I’ll tell you…four to five hours of sleep each night just doesn’t cut it. Tired is the order of the day…from my waking moment to the time head hits the pillow. If I dare slow down during the day…and have a few moments of quite…I’ll try to sneak in a catnap. The good news it…I seldom have a hard time falling asleep. Within seconds of my head resting on the pillow…I’m fast asleep. It also forces me to take good notes when listening to a sermon or a lecture. If I don’t…I’ll be nodding off. It’s absolutely no reflection on the speaker…but the hearer instead.

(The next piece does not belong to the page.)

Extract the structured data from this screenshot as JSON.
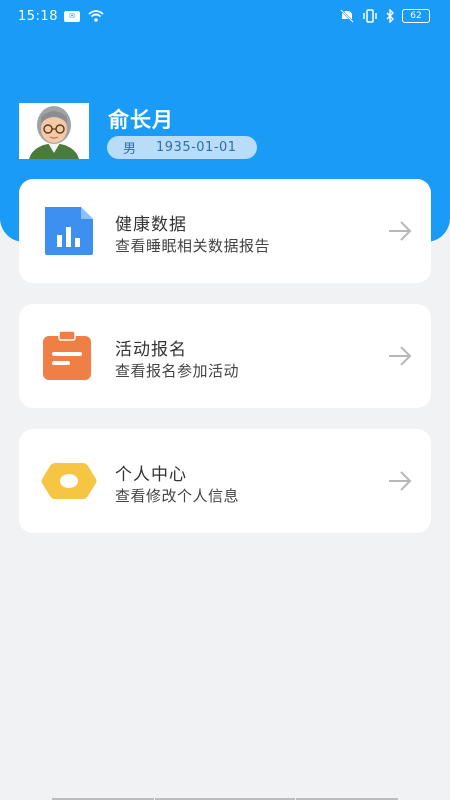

It seems as if there are just not enough hours in the day. I’m not one to waste time in front of the TV or spend endless hours chatting on the phone. I don’t sit around popping bonbons and watching Oprah all day. But some days I’d be hard pressed to tell you exactly what I did.
Insufficient sleep impacts my ability to focus. Something as simple as responding to an e-mail or deciding where to go for lunch…or completing a chore seems quite daunting. Lack of sleep impacts my mood. I’m more touchy…and feel like I don’t have the emotional resources to deal with people or situations.
I’m not even sure what changes I need to make…I just know I can’t keep going this way.
I pray that God will reveal to me…what I need to say “no” to and how I need to reprioritize and reorganize my schedule and my life…so I can better focus on that which essential and of eternal value.